Speaking to The Mail on Sunday, Elton said: "Blackadder is not finished. We'll never officially close it down... ever."

The comedy is now 30 years old. Written by Richard Curtis and star Rowan Atkinson, The Black Adder launched on the BBC in 1983. Following a lukewarm reception to the first series, the programme was re-tooled as a sitcom set in the 1550s with Ben Elton replacing Atkinson on the writing team. The show quickly took off and further series followed, with the third run set in the Regency period and the fourth based in the trenches of World War I.

Blackadder is now regarded as one of the country's most popular television series. A major national poll in 2004 saw it voted as the second greatest British sitcom of all time, behind Only Fools And Horses, whilst an internet poll last year saw it voted the best British television series ever.

The most recent filmed episode was Blackadder Back & Forth, a one-off special produced by Sky1 for screenings at the Millennium Dome in 2000. However, the show's central character lives on. In November 2012, Atkinson appeared in a stage sketch as Sir Edmund Blackadder, chief executive of a bailed-out bank, for We Are Most Amused, a gala night in aid of the Prince of Wales's charity.

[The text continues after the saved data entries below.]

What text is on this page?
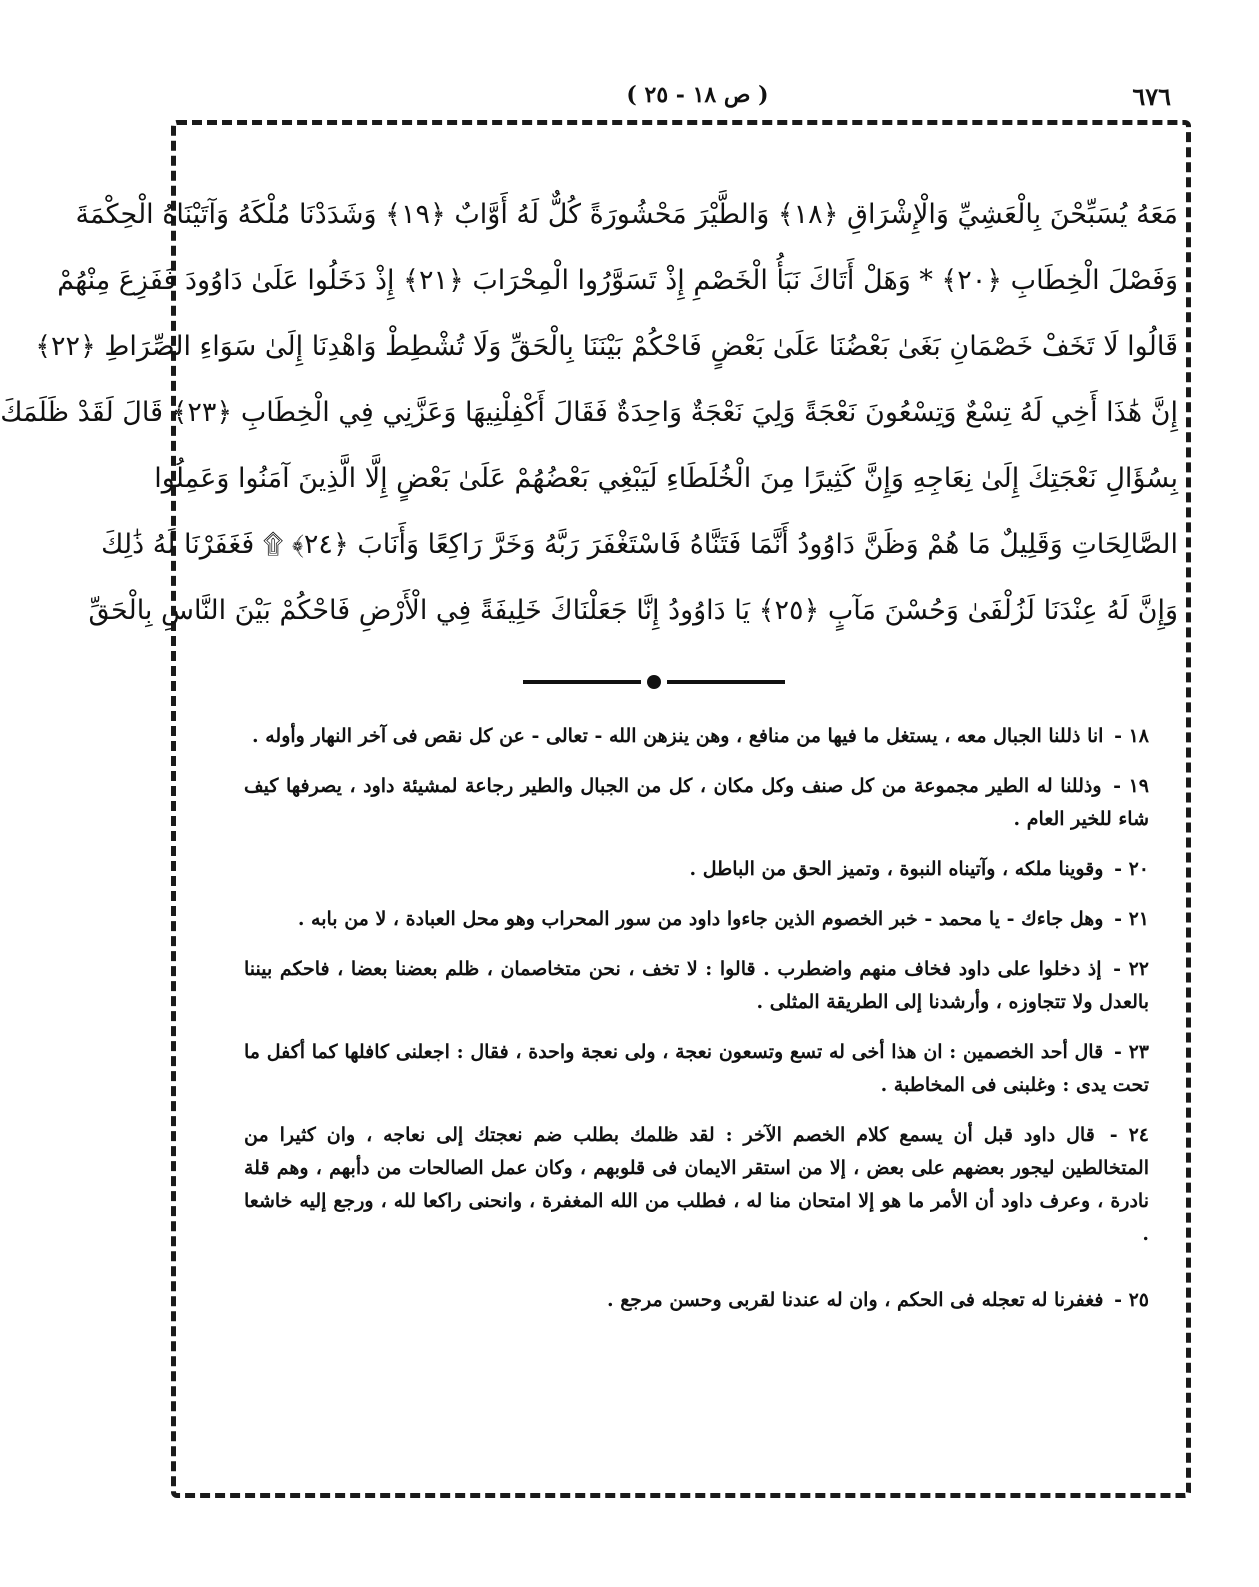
٦٧٦
( ص ١٨ - ٢٥ )
مَعَهُ يُسَبِّحْنَ بِالْعَشِيِّ وَالْإِشْرَاقِ ﴿١٨﴾ وَالطَّيْرَ مَحْشُورَةً كُلٌّ لَهُ أَوَّابٌ ﴿١٩﴾ وَشَدَدْنَا مُلْكَهُ وَآتَيْنَاهُ الْحِكْمَةَ
وَفَصْلَ الْخِطَابِ ﴿٢٠﴾ * وَهَلْ أَتَاكَ نَبَأُ الْخَصْمِ إِذْ تَسَوَّرُوا الْمِحْرَابَ ﴿٢١﴾ إِذْ دَخَلُوا عَلَىٰ دَاوُودَ فَفَزِعَ مِنْهُمْ
قَالُوا لَا تَخَفْ خَصْمَانِ بَغَىٰ بَعْضُنَا عَلَىٰ بَعْضٍ فَاحْكُمْ بَيْنَنَا بِالْحَقِّ وَلَا تُشْطِطْ وَاهْدِنَا إِلَىٰ سَوَاءِ الصِّرَاطِ ﴿٢٢﴾
إِنَّ هَٰذَا أَخِي لَهُ تِسْعٌ وَتِسْعُونَ نَعْجَةً وَلِيَ نَعْجَةٌ وَاحِدَةٌ فَقَالَ أَكْفِلْنِيهَا وَعَزَّنِي فِي الْخِطَابِ ﴿٢٣﴾ قَالَ لَقَدْ ظَلَمَكَ
بِسُؤَالِ نَعْجَتِكَ إِلَىٰ نِعَاجِهِ وَإِنَّ كَثِيرًا مِنَ الْخُلَطَاءِ لَيَبْغِي بَعْضُهُمْ عَلَىٰ بَعْضٍ إِلَّا الَّذِينَ آمَنُوا وَعَمِلُوا
الصَّالِحَاتِ وَقَلِيلٌ مَا هُمْ وَظَنَّ دَاوُودُ أَنَّمَا فَتَنَّاهُ فَاسْتَغْفَرَ رَبَّهُ وَخَرَّ رَاكِعًا وَأَنَابَ ﴿٢٤﴾ ۩ فَغَفَرْنَا لَهُ ذَٰلِكَ
وَإِنَّ لَهُ عِنْدَنَا لَزُلْفَىٰ وَحُسْنَ مَآبٍ ﴿٢٥﴾ يَا دَاوُودُ إِنَّا جَعَلْنَاكَ خَلِيفَةً فِي الْأَرْضِ فَاحْكُمْ بَيْنَ النَّاسِ بِالْحَقِّ

١٨ - انا ذللنا الجبال معه ، يستغل ما فيها من منافع ، وهن ينزهن الله - تعالى - عن كل نقص فى آخر النهار وأوله .

١٩ - وذللنا له الطير مجموعة من كل صنف وكل مكان ، كل من الجبال والطير رجاعة لمشيئة داود ، يصرفها كيف شاء للخير العام .

٢٠ - وقوينا ملكه ، وآتيناه النبوة ، وتميز الحق من الباطل .

٢١ - وهل جاءك - يا محمد - خبر الخصوم الذين جاءوا داود من سور المحراب وهو محل العبادة ، لا من بابه .

٢٢ - إذ دخلوا على داود فخاف منهم واضطرب . قالوا : لا تخف ، نحن متخاصمان ، ظلم بعضنا بعضا ، فاحكم بيننا بالعدل ولا تتجاوزه ، وأرشدنا إلى الطريقة المثلى .

٢٣ - قال أحد الخصمين : ان هذا أخى له تسع وتسعون نعجة ، ولى نعجة واحدة ، فقال : اجعلنى كافلها كما أكفل ما تحت يدى : وغلبنى فى المخاطبة .

٢٤ - قال داود قبل أن يسمع كلام الخصم الآخر : لقد ظلمك بطلب ضم نعجتك إلى نعاجه ، وان كثيرا من المتخالطين ليجور بعضهم على بعض ، إلا من استقر الايمان فى قلوبهم ، وكان عمل الصالحات من دأبهم ، وهم قلة نادرة ، وعرف داود أن الأمر ما هو إلا امتحان منا له ، فطلب من الله المغفرة ، وانحنى راكعا لله ، ورجع إليه خاشعا .

٢٥ - فغفرنا له تعجله فى الحكم ، وان له عندنا لقربى وحسن مرجع .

It should be noted there are no official plans to bring back Blackadder, however speaking in the same article as Elton, producer John Lloyd added: "It was always the idea that the last episode would be this tragic thing, but I don't think we ever decided that it would be the last series. And I suppose in many ways we still haven't decided."

This is the second time this year further adventures for the character Blackadder have been hinted at. As previously reported, in July Lloyd revealed that he and Rowan Atkinson had the idea of making either a new series of the show or a feature film, set during the Second World War.

Speaking on BBC Breakfast he said: "Rowan and I had this great idea - because we're all getting a bit old now - of doing a Dad's Army, that [the characters] are a platoon in Walmington-on-Sea, and they get kidnapped by a German submarine and taken to Colditz and they all have to escape."

Lloyd and Elton were talking to The Daily Mail for a feature linked to Remembrance Sunday explaining how the moving final scene of Blackadder Goes Forth was produced. Below is footage from a previous BBC documentary explaining how the studio scenes were considered a disaster and it was only in the edit suite later that the idea of slowing down the picture and overlaying a field of poppies was devised:

Update, 12th November: It has now been reported that, when receiving his knighthood today, Sir Tony Robinson recruited Prince William for a guest role in Blackadder, should a fifth series ever be produced.

Robinson explained: "He said that he was a big fan of Blackadder and was there going to be another series? I said we have always talked about it. I said to him "Would you be prepared to be in it?" He said "Yes" like a shot.

"I managed to do a bit of casting while he was awarding my knighthood. I think that is probably a first."

When asked by journalists if there would be a new Blackadder series, Sir Tony joked: "I don't know if we can afford Hugh Laurie."